You have to admire a magazine which runs an editorial dismissing its own cover-mounted CD  as “that wretched disc.”

So says Dick Pountain in the October 2007 issue of PC Pro. He says in his column that the only reason PC Pro continues to have a cover-mount CD or DVD is because its competitors do, and that none of these competing mags has the courage to be the first to stop.

Is it pointless? In these broadband Internet days, pretty much. It’s true that there is sometimes software included which cannot be downloaded. Software vendors use it for special promotions, or allow mags to distribute old versions as a taster for the latest and greatest. But why not just have subscriber-only downloads, or downloads protected by a key printed in the mag? Sure, someone might post the key to a newsgroup, but then again they might upload the binary from the CD, so there’s little difference.

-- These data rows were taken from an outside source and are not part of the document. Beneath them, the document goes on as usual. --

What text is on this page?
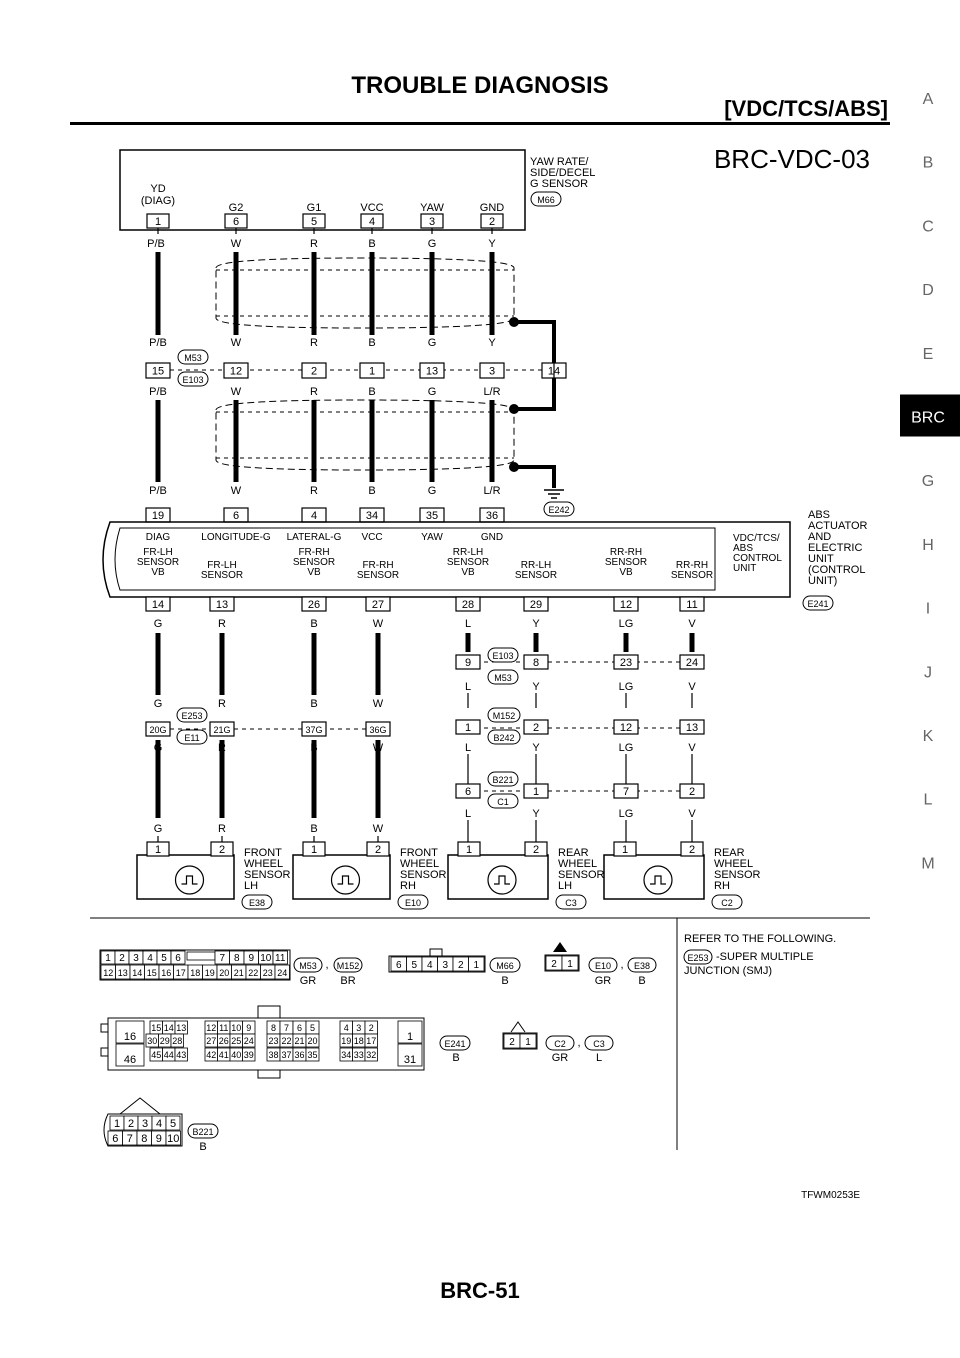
TROUBLE DIAGNOSIS
[VDC/TCS/ABS]
BRC-VDC-03
YAW RATE/
SIDE/DECEL
G SENSOR
M66
YD
(DIAG)
1
P/B
G2
6
W
G1
5
R
VCC
4
B
YAW
3
G
GND
2
Y
E242
P/B	W	R	B	G	Y
15	12	2	1	13	3	14
M53
E103
P/B	W	R	B	G	L/R
P/B
19
W
6
R
4
B
34
G
35
L/R
36
DIAG	LONGITUDE-G LATERAL-G VCC	YAW	GND	VDC/TCS/
ABS
CONTROL
UNIT
ABS
ACTUATOR
AND
ELECTRIC
UNIT
(CONTROL
UNIT)
E241
FR-LH
SENSOR
VB
FR-LH
SENSOR
FR-RH
SENSOR
VB
FR-RH
SENSOR
RR-LH
SENSOR
VB
RR-LH
SENSOR
RR-RH
SENSOR
VB
RR-RH
SENSOR
14	13	26	27	28	29	12	11
G	R	B	W	L	Y	LG	V
9	8	23	24
E103
M53
L	Y	LG	V
G	R	B	W
20G	21G	37G	36G
E253
E11
G	R	B	W
1	2	12	13
M152
B242
L	Y	LG	V
6	1	7	2
B221
C1
L	Y	LG	V
G	R	B	W
1	2 FRONT
WHEEL
SENSOR
LH
E38
1	2 FRONT
WHEEL
SENSOR
RH
E10
1	2 REAR
WHEEL
SENSOR
LH
C3
1	2 REAR
WHEEL
SENSOR
RH
C2
1 2 3 4 5 6	7 8 9 10 11
12 13 14 15 16 17 18 19 20 21 22 23 24
M53 , M152
GR BR
6 5 4 3 2 1 M66
B
2 1 E10 , E38
GR B
16
46
15 14 13
30 29 28
45 44 43
12 11 10 9
27 26 25 24
42 41 40 39
8 7 6 5
23 22 21 20
38 37 36 35
4 3 2
19 18 17
34 33 32
1
31
E241
B
2 1	C2 , C3
GR	L
1 2 3 4 5
6 7 8 9 10
B221
B
REFER TO THE FOLLOWING.
E253 -SUPER MULTIPLE
JUNCTION (SMJ)
A
B
C
D
E
BRC
G
H
I
J
K
L
M
TFWM0253E
BRC-51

I don’t altogether follow DP’s logic though. I can’t be the only one who rarely looks at what is on the cover disc. In fact, knowing that CDs are not exactly bio-degradable, I feel a twinge of guilt as they hit the black bin. So if DP is right and that the mags want to lose the disc, all it would take is 10 pence off the cover price and a flash saying “New lower-price environmentally-friendly CD-free issue”, and it’s done. I doubt this would cost sales; in fact, it might make the others look just a little behind the times.